我俩赶回黑皮父母的家,不等进门开口,黑皮的母亲就明白了八九分,“哇”地一声嚎哭,又很快的抑制住自己,捂着嘴呜咽着躲进厨房。

黑皮的父亲招呼我俩入座,我在接过他递过来的香烟时,分明看到他的手在发抖。厨房里传来一阵又一阵肝肠寸断的哭声,猛烈撞击着我的心房,鼓胀的太阳穴挤压着酸涩的眼眶,就在黑皮的父亲给我点烟时,泪水夺眶而出,一下子浇灭了火机;黑皮的堂哥也哭出了声,他的父亲不再给我点烟,无力地坐下,双手捧着脸,泪水在指缝间游离……

三个男人流完眼泪,很快恢复常态,平静地交谈起来。

我俩将寻找的经过作了简要的汇报,最后给了两点希望:1)、当地公安部门有信息会及时通知黑皮的堂哥;2)、等黑皮自己发来信息。

等待,让人度日如年,尤其是没有止境,不知结果的生死等待。

黑皮的母亲,也就是我老婆的大姐,几乎每天晚上都要到我家来,直到凌晨才依依不舍地回家,留她过夜她又惦记家里和地里的农活。长此下去,每个人的精神都会被拖垮。迫不得已,我向她撒了一个弥天大谎,让她充满希望而且深信不疑-----

“当地公安部门已经打电话给黑皮的堂哥,(也就是她丈夫的侄子),已经找到黑皮的下落,只等上级统一部署,下令采取行动,到时我们就可去接人了。”

为了使姨姐相信,我故意加重语气说:“从小你们就娇惯他,才使他这样任性。现在这样也好,让他吃点苦头,接受点教训,知道饭是米做的,锅是铁打的。”

听到我的这些话,姨姐站起身一笑说:“不是这样,黑皮读书、工作怎么能都麻烦你呢。反正他怕你也喜欢你,以后就交给你了。”

姨姐说完转身出门,我看着她的背影,蓦然发现原本乌黑的头发已经花白!

我骗过了姨姐,但我骗不了自己。像黑皮这样的情况全国多如牛毛,即使有准确的信息,没有关系,没有资金,公安机关是很难为一个贫民百姓办事的,他们是为“人民币”服务的。本地的一位老人被人杀死在省道旁的水塘边,家属要求公安机关破案,居然要交300元的立案费,而且还不一定能破案。无奈,一段冤情只能化作一缕青烟。对于“失踪”这种无头案,只能靠失踪者自己的造化了。

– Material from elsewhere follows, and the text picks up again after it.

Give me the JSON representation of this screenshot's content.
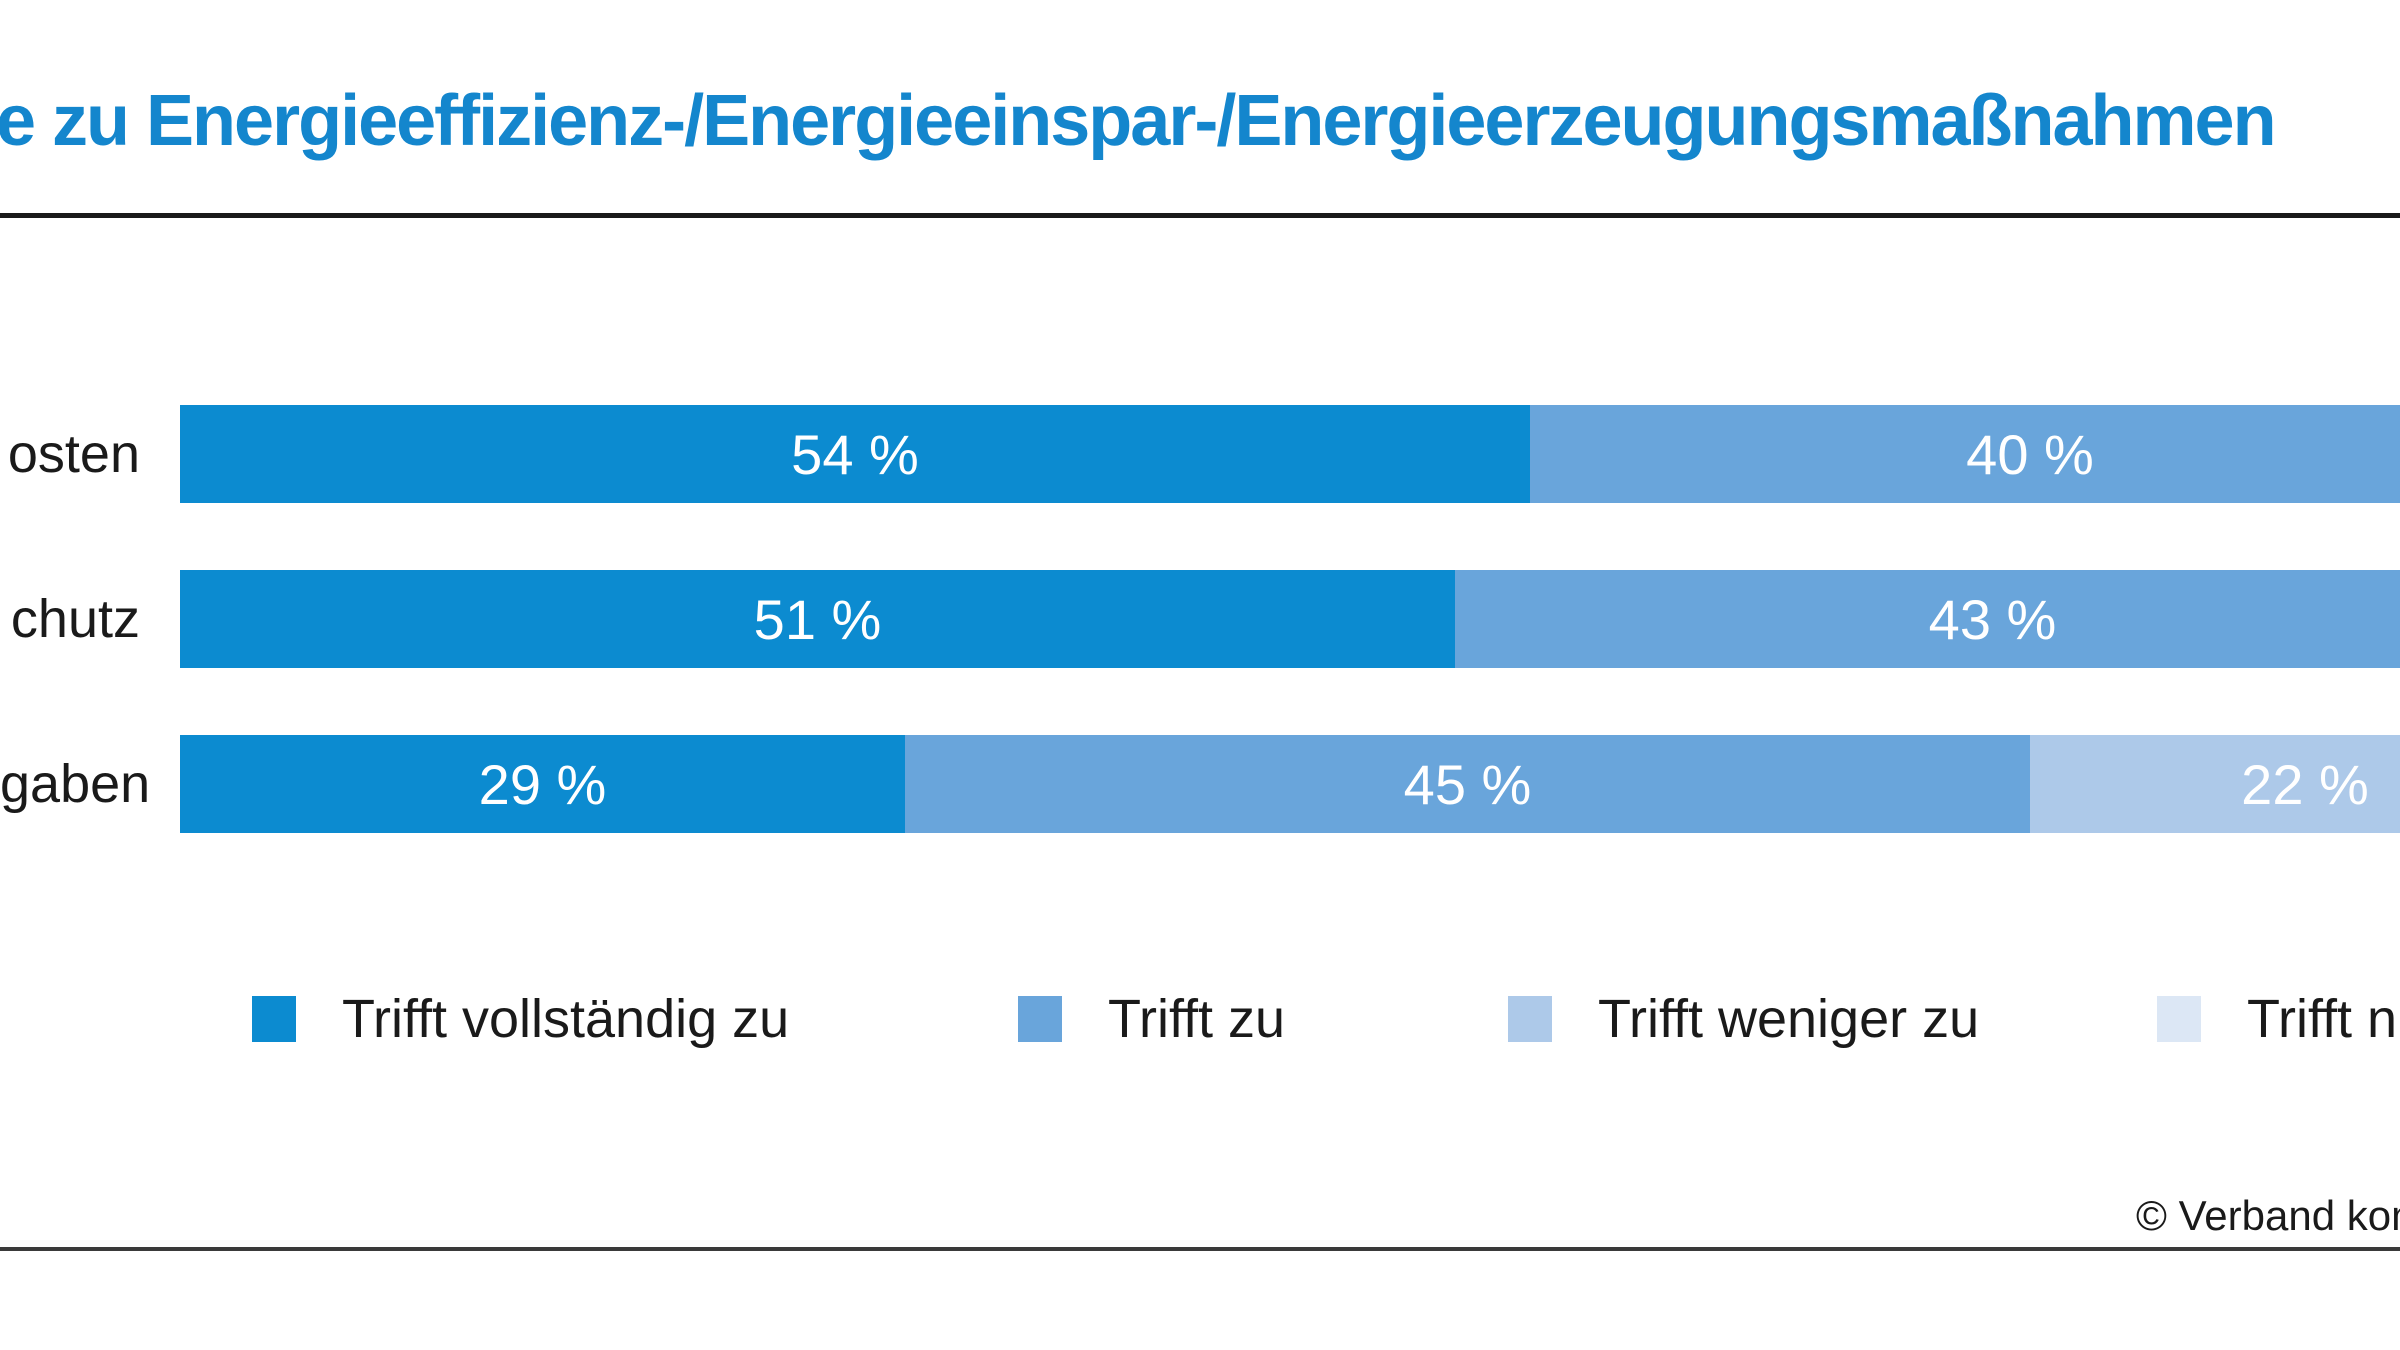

黑皮是聪明的,从初中考上省重点高中,直至上大学,可谓是一帆风顺。只可惜身体有着先天的缺陷,色盲和高度近视,破灭了他的医科大学之梦,最终选择了对视力要求不高的省物资学院。但对于一名刚出校门,不谙社会险恶的大学生是否能逃出险境,也只能听天由命了。

我感到了前所未有的压力,为自己的撒谎,更为了黑皮的安危!然而,我除了让单位收发室有信件及时告诉我之外,剩下的只能是等待,在等待中感受什么叫度日如年……

三个月后的一天,单位收发室终于有我一封信,寄信地址“内详”。伴着“咚咚”的心跳,我祈祷般地打开信件,只见一张手掌般大小的香烟盒上写有几行字:“快来救我,我只剩下半条小命了。”地址是:“广东***/***砖瓦厂”,落款仍然是“黑皮”。纸的另一面写满了黑蛋、鸭公、烟泡、3元、5元、8元等世界之谜。

我急忙打电话到市公安局调度室,请黑皮的堂哥来接电话,得到的答复是“出差了。”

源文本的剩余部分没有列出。